Second scenario: The outbreak of civil war
This scenario assumes that the country slips into a civil war. Iran does not prefer this option as this would lead to a state of security breakdown on its Eastern borders and add more economic and security burdens to the country with visible effects inside Iran through waves of refugees and various security breaches. Iran is currently preparing for this scenario as it has put its regular forces on high alert and mobilized militia groups close to it inside and outside Afghanistan. Although Iran has already sent military reinforcements and more equipment to units deployed along its borders with Afghanistan, and established an air base there, it is highly unlikely that Iranian regular forces will be dragged into a war or militarily intervene in Afghanistan. This in fact is quite true because Iranian air assets are obsolete and can not survive against light air defense systems. However, the use of pro-Iran militias inside Afghanistan- but to a limited extent and in a calculated manner- remains a feasible option. Some sources report ongoing preparations inside these militias for the future war in Afghanistan. Some sources indicate that “Fatemiyoun Brigade” has been active in Afghanistan in recent days, while others have talked about a “mobilization of Shiite forces”. Taliban along with the central government in Kabul has raised concerns about this news, as both sides affirmed that such a step would drag the country into an open sectarian war.
While Iran’s past experience in this kind of military operations and its good ability to build up and manage militias can support its position in Afghanistan, there are significant differences between the battlefield in Afghanistan and those in Iraq and Syria which puts Iran in a weak position. Therefore, Iran is likely to use these militias in Afghanistan for a political purpose and as a pressure card in its bid to extract more concessions and guarantee its interests while being extremely cautious not to enter into an open military encounter.

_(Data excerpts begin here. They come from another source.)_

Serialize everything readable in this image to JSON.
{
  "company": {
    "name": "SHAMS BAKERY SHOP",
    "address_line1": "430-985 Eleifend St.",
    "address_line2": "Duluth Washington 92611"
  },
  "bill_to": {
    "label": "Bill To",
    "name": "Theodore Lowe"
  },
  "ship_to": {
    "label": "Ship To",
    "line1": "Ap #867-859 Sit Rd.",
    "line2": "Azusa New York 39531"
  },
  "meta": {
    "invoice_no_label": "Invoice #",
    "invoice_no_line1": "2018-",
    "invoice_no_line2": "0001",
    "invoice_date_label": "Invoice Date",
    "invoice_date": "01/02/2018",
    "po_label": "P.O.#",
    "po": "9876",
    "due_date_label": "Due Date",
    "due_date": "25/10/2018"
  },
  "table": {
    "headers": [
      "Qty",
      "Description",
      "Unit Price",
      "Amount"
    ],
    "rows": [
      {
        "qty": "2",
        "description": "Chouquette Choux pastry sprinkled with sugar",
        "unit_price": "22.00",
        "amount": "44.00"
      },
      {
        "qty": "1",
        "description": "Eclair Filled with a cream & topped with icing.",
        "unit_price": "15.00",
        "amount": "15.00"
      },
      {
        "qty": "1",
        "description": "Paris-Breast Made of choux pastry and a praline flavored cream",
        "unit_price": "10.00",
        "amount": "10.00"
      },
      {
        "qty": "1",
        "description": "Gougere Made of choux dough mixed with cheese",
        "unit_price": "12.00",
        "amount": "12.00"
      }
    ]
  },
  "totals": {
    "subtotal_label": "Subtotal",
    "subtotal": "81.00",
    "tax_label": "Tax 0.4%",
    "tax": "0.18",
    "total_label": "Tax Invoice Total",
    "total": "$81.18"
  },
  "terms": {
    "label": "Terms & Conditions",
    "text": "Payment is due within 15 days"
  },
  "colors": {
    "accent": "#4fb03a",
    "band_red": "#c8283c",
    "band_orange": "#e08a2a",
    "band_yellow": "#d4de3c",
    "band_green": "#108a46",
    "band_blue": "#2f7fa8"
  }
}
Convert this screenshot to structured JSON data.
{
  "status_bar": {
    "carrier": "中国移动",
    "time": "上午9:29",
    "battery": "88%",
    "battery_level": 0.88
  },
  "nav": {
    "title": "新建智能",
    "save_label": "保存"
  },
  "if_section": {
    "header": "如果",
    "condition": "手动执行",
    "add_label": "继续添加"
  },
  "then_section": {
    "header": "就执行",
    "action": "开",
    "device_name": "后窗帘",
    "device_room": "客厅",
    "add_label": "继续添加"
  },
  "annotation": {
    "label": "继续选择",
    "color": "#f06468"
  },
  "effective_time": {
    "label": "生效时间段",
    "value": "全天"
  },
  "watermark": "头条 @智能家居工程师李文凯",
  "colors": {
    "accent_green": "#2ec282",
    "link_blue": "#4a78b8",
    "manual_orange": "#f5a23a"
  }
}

Third scenario: The establishment of a participatory governance in Afghanistan.
This is the same scenario that was alluded to by Iran’s former foreign Minister, Javad Zarif, when he stressed his country’s desire to see the establishment of an Islamic participatory government in Afghanistan. Iran hopes to build an influence in this governance through Shiite components and other ethnic groups close to it. This is considered the best option for Iran as this will ensure that Tehran has a significant role in Afghanistan’s future political map. This will also spare Iran the risks of security breakdown in Afghanistan that will add more political, security and economic burdens to Tehran. Under this scenario, Iran may try to use its Shiite militias in a calculated manner to guarantee a share in Afghanistan’s political landscape. In the meantime, Tehran will try to activate its diplomacy to the maximum to stop security breakdown in Afghanistan and prevent Taliban from imposing its dominance over the entire country.